Gronkowski, as I outlined back in December, was essentially the Patriots' best chance to throw deep.
This became even more apparent during the Super Bowl, when his limited mobility effectively put a ceiling on New England's passing game.
Averaging a minuscule 6.5 yards per catch, it was a significant drop-off from their regular season mark of 8.6 YPC.
Defenses Keep Up Their Shift to the Amoeba Front
2 of 3A trend that became particularly pertinent in last year's Super Bowl, many NFL defenses are becoming more fluid and unpredictable in the deployment of their front seven.
This is something that continued in the 2011 season. In fact, it grew as a trend.
That said, this year's trend might well have been the exposing of the "amoeba front's" weaknesses (or whatever nickname you have for using stand-up linemen).
For those who ran lots of defensive fronts with one or no down-linemen, a couple of the notable practitioners hit some bumps in the road.
The defending champion Packers (one of the biggest practitioner's of the amoeba), finished dead-last in total yardage surrendered.
True, they went 15-1, but they lived and died largely with their offense and an unsustainable number of turnovers.
A similar theory could be made about the Patriots defense. They finished second-to-last in yards surrendered, yet they made the Super Bowl and were extremely close to winning.
So the jury will be out on this new development in defensive strategy at the NFL level. It seems to be a high-risk, high-reward method, capable of generating a lot of turnovers, but not a shutdown defense (so far).
Offenses Passing over the Middle More?
3 of 3One of the repercussions of the new contact rules for defenders was that offenses were supposed to be able to go over the middle much more this year.
The theory was that defenders, now forbidden from making many of the hits they had done in the past, would be less likely to deck unsuspecting receivers as they would try to simply break up the pass.
In reality, this didn't happen.
None of the top offenses in the league (Green Bay, New England or New Orleans) saw their passing-over-the-middle stats jump dramatically.

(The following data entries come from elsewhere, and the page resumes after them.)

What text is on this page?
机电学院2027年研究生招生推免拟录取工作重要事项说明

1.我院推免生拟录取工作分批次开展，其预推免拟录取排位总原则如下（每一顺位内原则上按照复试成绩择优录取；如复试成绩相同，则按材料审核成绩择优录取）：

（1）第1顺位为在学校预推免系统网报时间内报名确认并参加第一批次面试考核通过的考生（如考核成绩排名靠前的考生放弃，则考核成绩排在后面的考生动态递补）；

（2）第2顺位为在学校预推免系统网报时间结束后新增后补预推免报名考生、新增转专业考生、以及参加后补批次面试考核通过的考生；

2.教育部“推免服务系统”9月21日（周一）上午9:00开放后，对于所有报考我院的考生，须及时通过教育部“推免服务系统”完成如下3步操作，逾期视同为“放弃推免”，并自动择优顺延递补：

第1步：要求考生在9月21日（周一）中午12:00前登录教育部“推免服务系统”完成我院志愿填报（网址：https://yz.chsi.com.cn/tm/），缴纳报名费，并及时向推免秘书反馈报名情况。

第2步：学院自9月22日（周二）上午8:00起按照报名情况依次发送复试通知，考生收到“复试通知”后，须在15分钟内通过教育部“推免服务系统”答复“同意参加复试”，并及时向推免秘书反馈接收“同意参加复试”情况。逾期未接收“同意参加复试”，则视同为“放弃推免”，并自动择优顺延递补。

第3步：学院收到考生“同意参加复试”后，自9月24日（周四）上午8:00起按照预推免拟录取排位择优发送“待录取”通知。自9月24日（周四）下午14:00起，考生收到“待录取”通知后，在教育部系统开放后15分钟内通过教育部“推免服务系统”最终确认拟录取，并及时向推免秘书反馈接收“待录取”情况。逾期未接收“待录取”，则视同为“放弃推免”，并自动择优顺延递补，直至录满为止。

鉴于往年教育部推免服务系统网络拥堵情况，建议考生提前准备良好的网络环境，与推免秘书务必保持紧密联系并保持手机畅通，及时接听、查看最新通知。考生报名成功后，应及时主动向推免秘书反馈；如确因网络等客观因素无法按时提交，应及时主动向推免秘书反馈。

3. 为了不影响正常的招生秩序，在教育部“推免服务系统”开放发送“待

However, when you look at the passing splits, it becomes so apparent that the new contact rules effect the underneath crossing routes way more than simply some vague statement about passing over the middle.
Between one to 10 yards, even the lowly Colts and Redskins completed 59 percent of their passes. That might not sound impressive, but as recently as 10 years ago that would have been considered a solid mark.
It's not that quarterbacks are that much more competent now than they were then, but completions come more easily when receivers know they won't get concussed by a helmet-to-helmet wallop upon touching the ball.